Risponde Riccardo: “Quando finiamo un disco, lo registriamo, lo masterizziamo, lo riascoltiamo in quella fase lì, centinaia di volte. Poi quando è pronto, difficilmente lo andiamo a riascoltare, se non quando dobbiamo ripassare un pezzo per ricordarci come l’abbiamo suonato. Quindi il disco intero era da un po’ che non lo ascoltavamo. È stato un riascolto molto piacevole, interessante, nel senso che ha questa compattezza di suono, che ad esempio non ha ‘Catartica’, il nostro primo album, ed è molto più monolitico. Dal punto di vista del suono è quasi un concept album, c’è un’idea di suono che è seguita in tutto il disco. È piuttosto cupo, tranne pochi istanti. ‘Il Vile’ è il secondo album, il più importante della carriera di un artista mentre ‘Catartica’ è più un album nel senso di raccolta di pezzi, scritti in un periodo di 4-5 anni. ‘Il Vile’ è la fotografia di un periodo ben preciso. Qui si vede e si sente questo desiderio di far bene, la voglia di superarci, in qualche modo, rispetto a quello che avevamo fatto prima. C'era il desiderio di dimostrare che eravamo un gruppo tosto. E anche nella scrittura dei brani c’è della ricerca. Non sono canzoncine, senza offesa per le canzoncine".

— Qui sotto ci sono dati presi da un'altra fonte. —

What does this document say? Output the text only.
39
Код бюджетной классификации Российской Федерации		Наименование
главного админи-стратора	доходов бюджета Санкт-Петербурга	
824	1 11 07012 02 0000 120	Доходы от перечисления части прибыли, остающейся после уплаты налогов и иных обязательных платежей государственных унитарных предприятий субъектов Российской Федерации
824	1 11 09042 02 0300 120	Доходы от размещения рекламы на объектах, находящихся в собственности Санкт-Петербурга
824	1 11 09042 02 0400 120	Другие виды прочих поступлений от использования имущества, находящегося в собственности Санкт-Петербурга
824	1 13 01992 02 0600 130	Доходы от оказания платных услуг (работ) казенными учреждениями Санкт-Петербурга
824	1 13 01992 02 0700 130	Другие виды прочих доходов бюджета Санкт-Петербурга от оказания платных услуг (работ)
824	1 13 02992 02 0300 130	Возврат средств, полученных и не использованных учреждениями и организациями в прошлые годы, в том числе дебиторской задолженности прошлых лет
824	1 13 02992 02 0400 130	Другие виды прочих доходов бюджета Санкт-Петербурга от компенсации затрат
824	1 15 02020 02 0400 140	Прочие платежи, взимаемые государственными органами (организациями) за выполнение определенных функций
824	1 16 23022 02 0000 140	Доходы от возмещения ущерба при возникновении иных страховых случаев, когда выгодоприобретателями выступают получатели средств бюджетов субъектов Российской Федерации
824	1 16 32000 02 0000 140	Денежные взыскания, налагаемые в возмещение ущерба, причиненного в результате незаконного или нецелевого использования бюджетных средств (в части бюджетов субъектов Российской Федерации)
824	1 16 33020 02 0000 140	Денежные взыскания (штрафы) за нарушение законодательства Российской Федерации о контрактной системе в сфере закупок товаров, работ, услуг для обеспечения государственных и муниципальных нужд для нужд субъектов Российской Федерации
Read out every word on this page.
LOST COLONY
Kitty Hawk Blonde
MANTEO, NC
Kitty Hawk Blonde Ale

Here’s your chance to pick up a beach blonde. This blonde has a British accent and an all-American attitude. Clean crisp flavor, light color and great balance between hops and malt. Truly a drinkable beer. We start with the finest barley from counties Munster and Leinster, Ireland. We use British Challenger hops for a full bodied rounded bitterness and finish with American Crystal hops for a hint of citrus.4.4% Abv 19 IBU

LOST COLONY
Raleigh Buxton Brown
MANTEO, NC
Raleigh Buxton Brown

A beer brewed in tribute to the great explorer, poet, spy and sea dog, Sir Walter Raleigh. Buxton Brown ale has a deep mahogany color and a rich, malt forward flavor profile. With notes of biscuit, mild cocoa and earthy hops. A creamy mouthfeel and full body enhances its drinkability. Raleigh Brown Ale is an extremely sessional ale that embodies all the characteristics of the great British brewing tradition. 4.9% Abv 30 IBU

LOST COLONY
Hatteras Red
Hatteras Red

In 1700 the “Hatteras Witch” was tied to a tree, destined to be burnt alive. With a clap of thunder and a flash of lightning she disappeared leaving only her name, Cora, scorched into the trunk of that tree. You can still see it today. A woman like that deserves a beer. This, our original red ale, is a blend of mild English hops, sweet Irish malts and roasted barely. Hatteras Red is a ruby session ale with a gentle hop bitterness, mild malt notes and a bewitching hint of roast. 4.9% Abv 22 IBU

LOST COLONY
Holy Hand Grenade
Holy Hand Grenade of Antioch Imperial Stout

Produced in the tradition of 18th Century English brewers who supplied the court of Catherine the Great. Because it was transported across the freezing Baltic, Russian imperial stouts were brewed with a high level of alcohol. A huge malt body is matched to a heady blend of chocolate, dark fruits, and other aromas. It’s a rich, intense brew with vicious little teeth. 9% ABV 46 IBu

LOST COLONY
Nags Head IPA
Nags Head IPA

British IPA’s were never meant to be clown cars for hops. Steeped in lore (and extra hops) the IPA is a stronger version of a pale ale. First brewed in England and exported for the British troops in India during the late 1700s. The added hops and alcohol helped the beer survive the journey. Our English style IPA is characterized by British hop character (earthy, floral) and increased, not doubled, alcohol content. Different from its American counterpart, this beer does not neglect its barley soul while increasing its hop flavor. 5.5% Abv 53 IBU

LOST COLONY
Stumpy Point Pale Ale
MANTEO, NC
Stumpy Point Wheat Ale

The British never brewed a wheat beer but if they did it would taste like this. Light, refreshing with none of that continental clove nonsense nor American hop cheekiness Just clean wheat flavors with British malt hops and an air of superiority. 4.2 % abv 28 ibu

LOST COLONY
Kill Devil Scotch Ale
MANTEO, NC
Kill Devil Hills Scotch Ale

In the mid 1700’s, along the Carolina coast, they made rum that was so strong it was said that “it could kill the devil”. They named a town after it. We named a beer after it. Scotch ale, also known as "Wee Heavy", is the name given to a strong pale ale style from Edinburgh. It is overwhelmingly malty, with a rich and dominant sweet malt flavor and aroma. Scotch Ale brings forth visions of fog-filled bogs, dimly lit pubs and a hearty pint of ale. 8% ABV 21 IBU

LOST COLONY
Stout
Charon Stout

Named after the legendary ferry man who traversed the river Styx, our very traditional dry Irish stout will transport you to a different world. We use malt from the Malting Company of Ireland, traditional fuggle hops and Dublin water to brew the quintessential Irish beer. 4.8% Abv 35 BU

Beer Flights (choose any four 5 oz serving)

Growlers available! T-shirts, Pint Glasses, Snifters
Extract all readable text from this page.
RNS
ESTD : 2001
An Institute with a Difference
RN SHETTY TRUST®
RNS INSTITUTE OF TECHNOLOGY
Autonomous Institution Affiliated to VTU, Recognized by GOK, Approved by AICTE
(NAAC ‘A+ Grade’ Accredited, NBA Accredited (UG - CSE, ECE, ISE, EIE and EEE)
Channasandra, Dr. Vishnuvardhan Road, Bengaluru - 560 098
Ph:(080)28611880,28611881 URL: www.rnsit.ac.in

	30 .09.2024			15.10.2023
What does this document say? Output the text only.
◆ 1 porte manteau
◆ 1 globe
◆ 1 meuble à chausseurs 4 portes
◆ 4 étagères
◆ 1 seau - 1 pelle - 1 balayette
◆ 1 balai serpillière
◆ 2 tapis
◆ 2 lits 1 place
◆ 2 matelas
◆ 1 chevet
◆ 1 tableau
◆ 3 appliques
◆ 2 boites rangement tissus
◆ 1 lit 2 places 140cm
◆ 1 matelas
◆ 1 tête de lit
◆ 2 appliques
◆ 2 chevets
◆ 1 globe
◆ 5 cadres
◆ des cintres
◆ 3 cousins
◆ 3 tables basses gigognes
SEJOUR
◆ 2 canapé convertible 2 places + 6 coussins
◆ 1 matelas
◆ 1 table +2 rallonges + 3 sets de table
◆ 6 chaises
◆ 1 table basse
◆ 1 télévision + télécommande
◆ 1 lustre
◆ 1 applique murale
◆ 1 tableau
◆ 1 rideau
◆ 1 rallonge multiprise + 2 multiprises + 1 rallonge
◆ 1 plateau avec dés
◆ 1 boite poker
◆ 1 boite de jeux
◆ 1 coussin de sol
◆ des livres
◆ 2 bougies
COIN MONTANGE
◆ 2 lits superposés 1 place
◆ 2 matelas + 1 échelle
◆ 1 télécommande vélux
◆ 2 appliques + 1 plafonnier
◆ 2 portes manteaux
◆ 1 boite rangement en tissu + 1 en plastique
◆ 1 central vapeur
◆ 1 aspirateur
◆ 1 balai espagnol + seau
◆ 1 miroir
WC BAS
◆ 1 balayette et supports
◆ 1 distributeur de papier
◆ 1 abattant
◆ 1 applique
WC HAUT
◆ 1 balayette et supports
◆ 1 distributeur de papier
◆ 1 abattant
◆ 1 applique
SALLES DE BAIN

Parlando di tematiche, ‘Il Vile’ è un disco che crea delle atmosfere cupe, e affronta temi come la fragilità giovanile, il senso di alienazione, la rabbia e la disillusione. Temi che sono anche attuali oggi. Come parla questo disco, secondo voi, alle generazioni di oggi?
Risponde Cristiano: “Io credo che ci possa essere veramente la possibilità di intercettare questa rabbia che il disco sprigiona, in chiave forse cupa, ma comunque la rabbia è molto vitale e presente nel disco. Direi che c’è una parte del popolo giovanile attuale che mi pare che stia coltivando sentimenti rabbiosi per qualcosa che ha a che fare col mondo di cui si sentono non partecipi. I giovani sanno che questo mondo fa un po’ schifo. Si va verso direzioni pericolose, non si sa bene cosa stia succedendo".
E' un sentimento che porterete sul palco durante il tour?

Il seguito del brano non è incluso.